Actually, they're both, depending on who's asking and who's listening.

What Latinos like to tell themselves is how much they have in common -- even as they laugh at their differences. What Latinos like others to notice about them is how diverse they are -- and they consider it politically incorrect if not downright hostile for outsiders to lump them all together.

This paradox was on display this week as another Hispanic Heritage Month rolls around. The shifting nature of Latino identity matters more and more as, with increasing desperation, everyone from would-be presidents to media czars and capitalist kings beseech Hispanics for votes, dollars and devotion.
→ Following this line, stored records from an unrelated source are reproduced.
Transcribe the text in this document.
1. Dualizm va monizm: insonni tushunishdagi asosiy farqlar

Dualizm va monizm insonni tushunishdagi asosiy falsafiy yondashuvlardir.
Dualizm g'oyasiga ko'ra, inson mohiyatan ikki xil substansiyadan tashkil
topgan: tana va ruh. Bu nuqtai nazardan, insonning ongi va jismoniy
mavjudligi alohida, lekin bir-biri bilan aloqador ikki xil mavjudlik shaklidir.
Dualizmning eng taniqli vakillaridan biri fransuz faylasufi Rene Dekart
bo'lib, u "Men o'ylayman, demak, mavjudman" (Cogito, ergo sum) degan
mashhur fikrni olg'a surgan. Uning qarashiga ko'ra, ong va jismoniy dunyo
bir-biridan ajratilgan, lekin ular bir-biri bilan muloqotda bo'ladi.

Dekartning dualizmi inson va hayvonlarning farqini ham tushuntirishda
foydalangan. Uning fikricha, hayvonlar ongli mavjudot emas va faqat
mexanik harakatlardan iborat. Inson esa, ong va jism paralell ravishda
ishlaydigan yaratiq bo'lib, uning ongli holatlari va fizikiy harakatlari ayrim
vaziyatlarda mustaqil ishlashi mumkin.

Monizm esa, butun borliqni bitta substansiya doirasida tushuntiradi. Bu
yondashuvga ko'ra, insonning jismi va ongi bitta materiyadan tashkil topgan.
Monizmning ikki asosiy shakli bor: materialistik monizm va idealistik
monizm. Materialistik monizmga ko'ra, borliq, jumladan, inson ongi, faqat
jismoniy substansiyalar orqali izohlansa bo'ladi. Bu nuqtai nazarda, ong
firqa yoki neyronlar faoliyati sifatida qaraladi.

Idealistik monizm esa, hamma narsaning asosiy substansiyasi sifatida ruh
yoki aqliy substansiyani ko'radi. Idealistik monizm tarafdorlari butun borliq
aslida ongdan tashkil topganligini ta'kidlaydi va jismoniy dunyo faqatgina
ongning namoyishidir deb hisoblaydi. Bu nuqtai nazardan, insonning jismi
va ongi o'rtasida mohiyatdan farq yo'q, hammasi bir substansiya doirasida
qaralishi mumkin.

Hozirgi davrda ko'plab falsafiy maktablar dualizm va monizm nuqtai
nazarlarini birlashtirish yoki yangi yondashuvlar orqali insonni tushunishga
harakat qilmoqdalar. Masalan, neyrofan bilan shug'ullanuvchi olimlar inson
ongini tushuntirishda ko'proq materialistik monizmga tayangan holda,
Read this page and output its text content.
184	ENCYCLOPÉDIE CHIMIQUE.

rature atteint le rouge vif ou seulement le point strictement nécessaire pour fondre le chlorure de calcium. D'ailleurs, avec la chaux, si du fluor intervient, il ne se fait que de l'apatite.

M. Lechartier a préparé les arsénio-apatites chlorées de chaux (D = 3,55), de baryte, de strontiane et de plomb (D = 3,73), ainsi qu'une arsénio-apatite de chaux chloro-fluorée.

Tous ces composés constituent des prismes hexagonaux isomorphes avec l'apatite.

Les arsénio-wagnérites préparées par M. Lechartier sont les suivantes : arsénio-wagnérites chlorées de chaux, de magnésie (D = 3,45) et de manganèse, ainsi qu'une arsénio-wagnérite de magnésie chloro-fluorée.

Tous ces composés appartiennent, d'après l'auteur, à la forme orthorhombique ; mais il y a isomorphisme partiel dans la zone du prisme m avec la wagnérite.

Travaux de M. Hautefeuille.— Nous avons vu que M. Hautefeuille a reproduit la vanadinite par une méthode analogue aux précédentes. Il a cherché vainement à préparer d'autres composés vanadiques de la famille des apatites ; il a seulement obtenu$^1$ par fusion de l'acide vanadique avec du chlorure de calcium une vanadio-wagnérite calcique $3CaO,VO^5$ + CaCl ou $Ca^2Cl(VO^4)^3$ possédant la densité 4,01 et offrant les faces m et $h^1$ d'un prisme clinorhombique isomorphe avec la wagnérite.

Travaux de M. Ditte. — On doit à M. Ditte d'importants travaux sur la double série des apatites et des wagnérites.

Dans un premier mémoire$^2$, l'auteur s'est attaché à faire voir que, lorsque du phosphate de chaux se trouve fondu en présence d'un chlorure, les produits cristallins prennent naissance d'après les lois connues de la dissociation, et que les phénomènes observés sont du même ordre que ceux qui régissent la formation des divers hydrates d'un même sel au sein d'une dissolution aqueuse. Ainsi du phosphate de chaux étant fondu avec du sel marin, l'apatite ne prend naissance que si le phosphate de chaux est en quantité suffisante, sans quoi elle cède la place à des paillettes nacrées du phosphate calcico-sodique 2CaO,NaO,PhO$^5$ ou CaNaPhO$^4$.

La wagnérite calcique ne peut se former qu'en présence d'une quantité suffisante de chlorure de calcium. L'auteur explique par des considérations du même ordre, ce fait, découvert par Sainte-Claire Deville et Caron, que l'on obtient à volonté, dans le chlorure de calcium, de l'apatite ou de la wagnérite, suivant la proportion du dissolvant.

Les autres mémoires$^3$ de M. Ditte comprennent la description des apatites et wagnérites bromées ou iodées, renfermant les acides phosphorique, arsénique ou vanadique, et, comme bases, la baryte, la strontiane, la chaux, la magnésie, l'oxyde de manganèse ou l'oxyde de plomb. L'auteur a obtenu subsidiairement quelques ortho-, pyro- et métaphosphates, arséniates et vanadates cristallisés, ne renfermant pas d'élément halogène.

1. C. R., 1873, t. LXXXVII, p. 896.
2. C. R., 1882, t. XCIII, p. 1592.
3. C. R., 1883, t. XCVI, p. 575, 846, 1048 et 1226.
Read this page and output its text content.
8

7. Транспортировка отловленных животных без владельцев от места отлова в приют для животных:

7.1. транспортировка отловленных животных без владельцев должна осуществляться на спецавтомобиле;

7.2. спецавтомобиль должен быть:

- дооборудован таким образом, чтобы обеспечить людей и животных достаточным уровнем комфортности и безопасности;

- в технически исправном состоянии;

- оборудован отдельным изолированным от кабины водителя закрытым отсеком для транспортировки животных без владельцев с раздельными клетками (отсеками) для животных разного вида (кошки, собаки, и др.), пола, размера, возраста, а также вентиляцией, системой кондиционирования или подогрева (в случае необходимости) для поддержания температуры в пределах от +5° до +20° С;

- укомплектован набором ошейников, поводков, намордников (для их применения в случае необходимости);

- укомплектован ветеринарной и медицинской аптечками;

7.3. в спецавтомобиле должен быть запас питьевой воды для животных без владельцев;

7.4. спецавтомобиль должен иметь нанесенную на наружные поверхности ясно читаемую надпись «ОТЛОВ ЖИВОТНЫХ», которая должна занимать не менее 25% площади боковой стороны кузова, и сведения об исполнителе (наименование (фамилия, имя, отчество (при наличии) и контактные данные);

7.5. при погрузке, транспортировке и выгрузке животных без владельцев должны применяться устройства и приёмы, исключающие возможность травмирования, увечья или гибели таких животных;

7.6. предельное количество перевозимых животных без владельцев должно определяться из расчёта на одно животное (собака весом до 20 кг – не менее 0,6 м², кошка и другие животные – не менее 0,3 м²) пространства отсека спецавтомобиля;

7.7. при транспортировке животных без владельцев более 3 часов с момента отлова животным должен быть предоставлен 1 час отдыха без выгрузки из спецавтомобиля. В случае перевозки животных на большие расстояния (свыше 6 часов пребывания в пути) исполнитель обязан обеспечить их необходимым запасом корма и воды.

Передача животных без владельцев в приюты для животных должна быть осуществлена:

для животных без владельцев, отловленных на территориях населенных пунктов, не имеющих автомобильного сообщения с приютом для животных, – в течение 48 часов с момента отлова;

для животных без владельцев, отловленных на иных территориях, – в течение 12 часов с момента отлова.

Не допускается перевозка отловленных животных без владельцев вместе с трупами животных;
The Congressional Hispanic Caucus Institute and the National Hispanic Foundation for the Arts drew a couple thousand politicos, activists, lobbyists, celebrities and corporate sponsors to a series of seminars and celebrations around town this week -- capped by the Caucus Institute's gala last night at the Washington Convention Center, where Sen. Barack Obama gave a speech. Sen. John McCain had been invited but did not attend.

The caucus's theme was "The Power to Make the Difference," which is the fashionable way to think about Latinos these days -- the supposedly no-longer-sleeping electoral giant that might decide the presidential election; the nearly-trillion-dollar market that is helping salsa topple ketchup in the American kitchen.

But between the lines and around the edges of all the pontificating, venting, rallying, joking and posing, what the conversations really were about was: Who are we?

Are we English speakers or Spanish speakers? Bilingual? Foreign- or native-born?